Lyn McArthur, Health West Behavioral Health Director, and ISU Psychology alumna, has observed that the service extender providers who participated in IRIHC show improvement in their willingness to speak and share with medical providers in a way that is well-received and collaborative.
“It was helpful to have our providers involved in using MI,” McArthur says. “We’ve also expanded our MAT services, offering more trainings, talking about OUD. We had many providers who were skeptical about learning about MAT. Talking about it helped the stigma around OUD. Many of our providers are providing MAT as part of their standard care now.
An overarching goal of the project was to provide sustainable training to future psychologists.
“What occupies a lot of my time is thinking about how to train the next generation of clinical psychologists,” Lawyer says. “These sorts of interactions of training individual psychologists in a context of a regional community and the state, to do it well, it’s important to have engagement at all those levels.”
Dr. Dan McGrath, clinical psychologist at Pearl Health Clinic, says he was impressed with how the students who worked with the clinic stepped up to the challenge, doing work that many providers don’t have the bandwidth to accomplish.
“We had students providing social and emotional skills training for at-risk youth,” McGrath says. “I was impressed with how the students made it their own”.
Another benefit McArthur noticed is that students seemed less intimidated in reaching out to coordinate care with other providers. “In the past, students have seemed more intimidated by reaching out to coordinate care with other providers,” McArthur says, “and I suspect that this could be a result of the multidisciplinary focus of IRIHC.”
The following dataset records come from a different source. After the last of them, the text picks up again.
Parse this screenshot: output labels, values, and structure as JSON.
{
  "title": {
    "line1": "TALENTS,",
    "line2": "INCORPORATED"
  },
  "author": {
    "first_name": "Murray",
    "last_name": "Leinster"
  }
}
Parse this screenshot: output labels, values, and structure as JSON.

Stegenga says that “because often the students were in an earlier stage in their training, they felt more prepared for their subsequent training positions.”
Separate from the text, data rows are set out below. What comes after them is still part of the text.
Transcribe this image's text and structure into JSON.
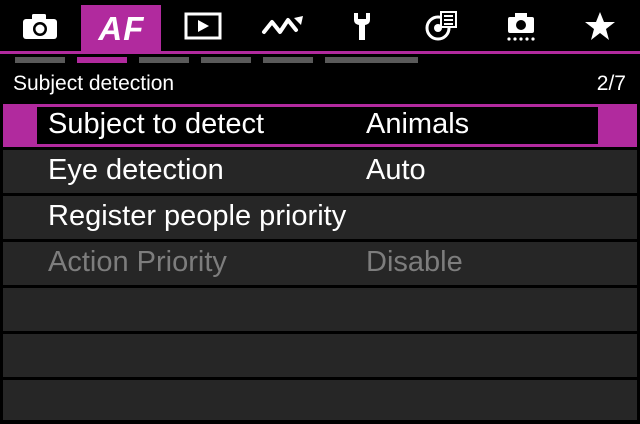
{
  "tabs": [
    {
      "icon": "camera-icon"
    },
    {
      "icon": "af-tab",
      "label": "AF",
      "active": true
    },
    {
      "icon": "playback-icon"
    },
    {
      "icon": "wireless-icon"
    },
    {
      "icon": "wrench-icon"
    },
    {
      "icon": "custom-functions-icon"
    },
    {
      "icon": "camera-settings-icon"
    },
    {
      "icon": "star-icon"
    }
  ],
  "colors": {
    "accent": "#b12a9e",
    "row_bg": "#262626",
    "disabled_text": "#7d7d7d"
  },
  "page_indicator": {
    "count": 6,
    "active_index": 1
  },
  "header": {
    "title": "Subject detection",
    "page": "2/7"
  },
  "menu": {
    "items": [
      {
        "label": "Subject to detect",
        "value": "Animals",
        "selected": true
      },
      {
        "label": "Eye detection",
        "value": "Auto"
      },
      {
        "label": "Register people priority",
        "value": ""
      },
      {
        "label": "Action Priority",
        "value": "Disable",
        "disabled": true
      },
      {
        "label": "",
        "value": ""
      },
      {
        "label": "",
        "value": ""
      },
      {
        "label": "",
        "value": ""
      }
    ]
  }
}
Lawyer says that students were able to benefit from working with community partner, Health West. He says, “The community mental health focus that they have was so critical for us.”
Associate Vice President for Research and Psychology faculty member Michele Brumley thanked the group for their work. “Not only did you implement this project, but we’ve seen it come to fruition with its outcomes.”
“For those who participated for the last four years, thank you for collaborating with us,” Dr. Lawyer says. “When we see the outcomes where we generated change, it’s really gratifying to know we’ve made a change in our community and in our students. We’re very hopeful that the people who serve and whom we serve will be better, healthier.”